Love Rigby, Isaac F. Hawkins, Jr., Shreveport, for appellant.
Cook, Clark, Egan, Yancey King, Shreveport, for appellee.
Before HARDY, GLADNEY and AYRES, JJ.
This is an action by plaintiffs, husband and wife, as owners of a one-story dwelling located in Caddo Parish, by which they seek to collect from defendant as their insurer the sum of $1,800.00, representing the amount of damages alleged to have been sustained by the insured dwelling as the result of a wind and hailstorm. From judgment in favor of plaintiff in the principal sum of $20.00, they prosecute this appeal.
The sole issue presented involves a question of fact, that is, whether the damages alleged by plaintiffs actually resulted from the storm.

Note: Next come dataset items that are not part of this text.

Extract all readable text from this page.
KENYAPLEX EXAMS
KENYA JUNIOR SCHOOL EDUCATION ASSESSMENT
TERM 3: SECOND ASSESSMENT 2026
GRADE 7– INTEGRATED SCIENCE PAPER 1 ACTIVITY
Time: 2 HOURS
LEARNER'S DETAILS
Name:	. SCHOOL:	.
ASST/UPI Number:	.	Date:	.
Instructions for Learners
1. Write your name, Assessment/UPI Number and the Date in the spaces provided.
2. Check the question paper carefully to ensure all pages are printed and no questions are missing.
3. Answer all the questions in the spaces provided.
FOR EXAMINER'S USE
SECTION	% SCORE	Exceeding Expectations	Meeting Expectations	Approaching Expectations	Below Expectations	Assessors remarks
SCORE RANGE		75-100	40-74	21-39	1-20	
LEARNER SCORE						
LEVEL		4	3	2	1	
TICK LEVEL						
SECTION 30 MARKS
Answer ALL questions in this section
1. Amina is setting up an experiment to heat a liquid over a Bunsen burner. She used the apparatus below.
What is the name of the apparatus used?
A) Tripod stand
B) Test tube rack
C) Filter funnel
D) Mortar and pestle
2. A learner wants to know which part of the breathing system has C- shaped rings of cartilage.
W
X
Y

On the night of June 1, 1960, the area in which plaintiffs' dwelling house was located was the scene of a somewhat violent windstorm which reached maximum gusts of 62 miles per hour, accompanied by the fall of "pea-sized" hail for a few minutes, together with heavy rain. Plaintiffs alleged and testified as to specific damage to the dwelling which caused a shift of the house on its foundation, accompanied by extensive damage to both the exterior and interior thereof, namely, the sheetrock siding, floors and roof. The record contains three separate estimates of the cost of repairs made by a contracting firm designated as Weeks Emmons, members thereof being J.D. Weeks and Roy Emmons. These estimates, apparently given on or about the dates of August 19, November 10, 1960 and January 13, 1961, vary in amounts from $1,200.00 to $1,850.00. Both of these contractors testified extensively as to the damage and their estimates in connection with the repair thereof, but, as noted by the trial judge, each of them denied any knowledge of one of the estimates, and demonstrated in their testimony a lack of independent recollection as to the details of damage except with respect to the conclusion that the same had been caused by the shifting of the house on its foundation. These witnesses, of course, were unable as a matter of first-hand knowledge, to testify that the shifting of the house was caused by the occurrence of the storm.
The trial judge, who dictated his opinion into the record after the conclusion of trial, preferred to accept the expert testimony of Mr. Roland Saucier, a licensed civil engineer, thoroughly qualified in construction work. This witness, who made a careful examination of the dwelling house on August 24, 1960, expressed the professional opinion that the shifting of the house had not been caused by the storm but was the result of inferior construction. We do not find it necessary to discuss in detail the reasons assigned in support of Mr. Saucier's explanation and conclusion, and it suffices to say that, in our opinion, his testimony preponderates over that offered on behalf of plaintiffs.
Examination of the record convinces us that the only damage directly attributable to the wind and hailstorm was confined to a small portion of the roof, and that the small award made is adequate compensation thereof.
There can be no dispute as to the general principle of law asserted by counsel for plaintiffs that claimants under a policy of insurance need only prove a windstorm to have been the proximate cause of damage sustained to the insured dwelling; citing Roach-Strayhan-Holland Post No. 20, American Legion Club, Inc. v. Continental Insurance Co. of New York, 237 La. 973, 112 So.2d 680.
The facts established by the preponderance of the evidence in the instant matter adequately serve to distinguish the same from the authority cited.
Finding no error in the judgment appealed from, the same is affirmed at appellant's cost.